Home Uncategorized Sydney Airport has difficulty dealing with weekend traffic, which is very disappointing

Sydney Airport has difficulty dealing with weekend traffic, which is very disappointing


Sydney Airport is struggling to survive just a week after the first major vacation period since Australia reopened its borders.

On Thursday evening, thousands of people stood in long lines stretching from the security line to the reception desk and to the front door.

“At the moment, we are facing a perfect storm,” Jeff Calbert, CEO of Sydney Airport, told the Sydney Morning Herald.

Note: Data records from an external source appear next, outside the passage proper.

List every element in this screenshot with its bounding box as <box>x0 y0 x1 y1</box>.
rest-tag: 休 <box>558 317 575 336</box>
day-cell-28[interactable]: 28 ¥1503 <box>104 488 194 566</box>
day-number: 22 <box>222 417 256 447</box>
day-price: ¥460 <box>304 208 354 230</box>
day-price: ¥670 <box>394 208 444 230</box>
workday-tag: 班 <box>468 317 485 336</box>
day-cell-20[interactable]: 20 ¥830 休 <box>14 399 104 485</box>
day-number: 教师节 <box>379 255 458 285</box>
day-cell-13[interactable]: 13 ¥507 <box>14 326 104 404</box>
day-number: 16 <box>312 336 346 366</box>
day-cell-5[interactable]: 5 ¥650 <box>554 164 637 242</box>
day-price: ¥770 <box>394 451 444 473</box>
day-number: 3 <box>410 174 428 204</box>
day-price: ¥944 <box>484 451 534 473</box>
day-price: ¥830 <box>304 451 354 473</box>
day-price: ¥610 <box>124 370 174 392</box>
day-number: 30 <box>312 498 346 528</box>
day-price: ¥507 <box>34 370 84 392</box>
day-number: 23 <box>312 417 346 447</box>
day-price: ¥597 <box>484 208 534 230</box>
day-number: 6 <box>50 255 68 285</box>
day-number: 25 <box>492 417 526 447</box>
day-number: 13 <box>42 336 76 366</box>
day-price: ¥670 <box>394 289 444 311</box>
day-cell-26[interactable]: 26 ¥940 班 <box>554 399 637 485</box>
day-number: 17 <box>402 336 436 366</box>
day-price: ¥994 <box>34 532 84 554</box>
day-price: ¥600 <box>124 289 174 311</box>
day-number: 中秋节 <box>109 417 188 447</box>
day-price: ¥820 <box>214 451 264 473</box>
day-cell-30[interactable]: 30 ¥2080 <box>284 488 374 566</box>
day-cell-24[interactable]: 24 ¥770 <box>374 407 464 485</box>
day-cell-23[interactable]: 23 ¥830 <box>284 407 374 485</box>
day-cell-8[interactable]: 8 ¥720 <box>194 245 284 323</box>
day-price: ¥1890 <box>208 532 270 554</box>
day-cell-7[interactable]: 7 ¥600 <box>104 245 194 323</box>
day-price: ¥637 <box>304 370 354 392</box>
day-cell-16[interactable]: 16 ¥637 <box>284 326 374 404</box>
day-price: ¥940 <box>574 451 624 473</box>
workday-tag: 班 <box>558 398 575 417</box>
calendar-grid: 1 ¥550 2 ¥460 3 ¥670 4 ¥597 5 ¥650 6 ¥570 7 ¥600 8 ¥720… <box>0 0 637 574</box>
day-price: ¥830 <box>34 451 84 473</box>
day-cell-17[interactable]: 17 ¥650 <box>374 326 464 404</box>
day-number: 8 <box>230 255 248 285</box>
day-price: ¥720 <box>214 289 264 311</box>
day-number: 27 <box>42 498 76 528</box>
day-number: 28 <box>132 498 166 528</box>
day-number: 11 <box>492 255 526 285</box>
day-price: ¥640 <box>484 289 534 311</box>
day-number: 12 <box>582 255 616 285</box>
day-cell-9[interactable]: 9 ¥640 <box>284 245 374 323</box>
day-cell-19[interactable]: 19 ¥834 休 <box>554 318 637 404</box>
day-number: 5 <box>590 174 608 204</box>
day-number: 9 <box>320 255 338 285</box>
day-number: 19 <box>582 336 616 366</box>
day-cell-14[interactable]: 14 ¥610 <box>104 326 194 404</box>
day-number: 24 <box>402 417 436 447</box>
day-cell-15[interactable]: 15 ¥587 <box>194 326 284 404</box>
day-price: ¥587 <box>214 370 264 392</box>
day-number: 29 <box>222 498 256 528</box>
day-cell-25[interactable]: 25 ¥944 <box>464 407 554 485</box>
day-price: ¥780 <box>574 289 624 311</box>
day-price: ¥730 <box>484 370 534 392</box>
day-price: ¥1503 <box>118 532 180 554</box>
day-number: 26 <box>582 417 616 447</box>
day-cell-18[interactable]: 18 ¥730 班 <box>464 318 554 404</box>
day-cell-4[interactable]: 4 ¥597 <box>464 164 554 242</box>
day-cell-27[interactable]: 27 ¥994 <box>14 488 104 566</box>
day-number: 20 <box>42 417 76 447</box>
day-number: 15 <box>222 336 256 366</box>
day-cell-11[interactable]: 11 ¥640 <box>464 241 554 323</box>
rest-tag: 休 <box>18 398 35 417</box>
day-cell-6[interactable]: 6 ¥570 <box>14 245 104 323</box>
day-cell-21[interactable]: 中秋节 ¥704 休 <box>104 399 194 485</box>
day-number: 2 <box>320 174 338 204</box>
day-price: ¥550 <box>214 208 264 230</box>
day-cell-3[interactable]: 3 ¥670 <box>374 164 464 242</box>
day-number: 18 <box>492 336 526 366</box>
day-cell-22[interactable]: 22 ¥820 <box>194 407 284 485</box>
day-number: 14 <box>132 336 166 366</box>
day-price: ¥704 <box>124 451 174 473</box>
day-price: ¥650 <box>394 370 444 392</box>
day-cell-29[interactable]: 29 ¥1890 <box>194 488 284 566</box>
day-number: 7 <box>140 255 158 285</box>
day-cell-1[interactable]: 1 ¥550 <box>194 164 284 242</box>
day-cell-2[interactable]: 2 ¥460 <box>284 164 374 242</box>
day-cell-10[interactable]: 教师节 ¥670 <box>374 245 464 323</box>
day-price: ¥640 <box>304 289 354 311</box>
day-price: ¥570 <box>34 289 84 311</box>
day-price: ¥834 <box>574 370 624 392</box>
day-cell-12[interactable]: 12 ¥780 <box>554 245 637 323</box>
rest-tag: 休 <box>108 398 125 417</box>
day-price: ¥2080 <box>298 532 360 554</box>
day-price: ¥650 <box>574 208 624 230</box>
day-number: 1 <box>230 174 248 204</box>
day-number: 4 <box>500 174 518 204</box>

“Traffic is increasing, travelers are inexperienced after two years of non-travel, and the rules of close contact make it difficult to fill changes and airport staff.”

The chaos lasted until Friday morning, and Peter Depeler took to Twitter to show the crowds filling the airport lobby as early as 6am.

He said that when the queues were large, the queues apparently moved “fast enough”.

However, around the same time on Friday morning Michelle Tran said she missed the flight to Melbourne due to the crowded mayhem.

On Thursday night, travelers went out on social media to share their views on the queues that enveloped the lobby and spilled onto the roads behind Terminals 2 and 3.

Some reported having to wait in lines for 90 minutes to two hours.

Affected terminals serve all of Australia’s major domestic airlines, including Qantas, Virgin, Jetstar and Rex flights.

Mr Culbert advised travelers to arrive at the airport two hours before departure and be patient when the industry gets back on its feet.

Mitch Dale was at the airport on Thursday night and accidentally heard an ad on the software system saying it was “the busiest day at Sydney airport this year.”

Journalism teacher Sue Stevenson waited in line for two hours, and eventually had to be escorted through the queue to board her flight to Port Macquarie, which began for landing.

James Bing expressed his disappointment, saying the airport was “understaffed and ill-prepared” and could benefit from more security lines and oversight.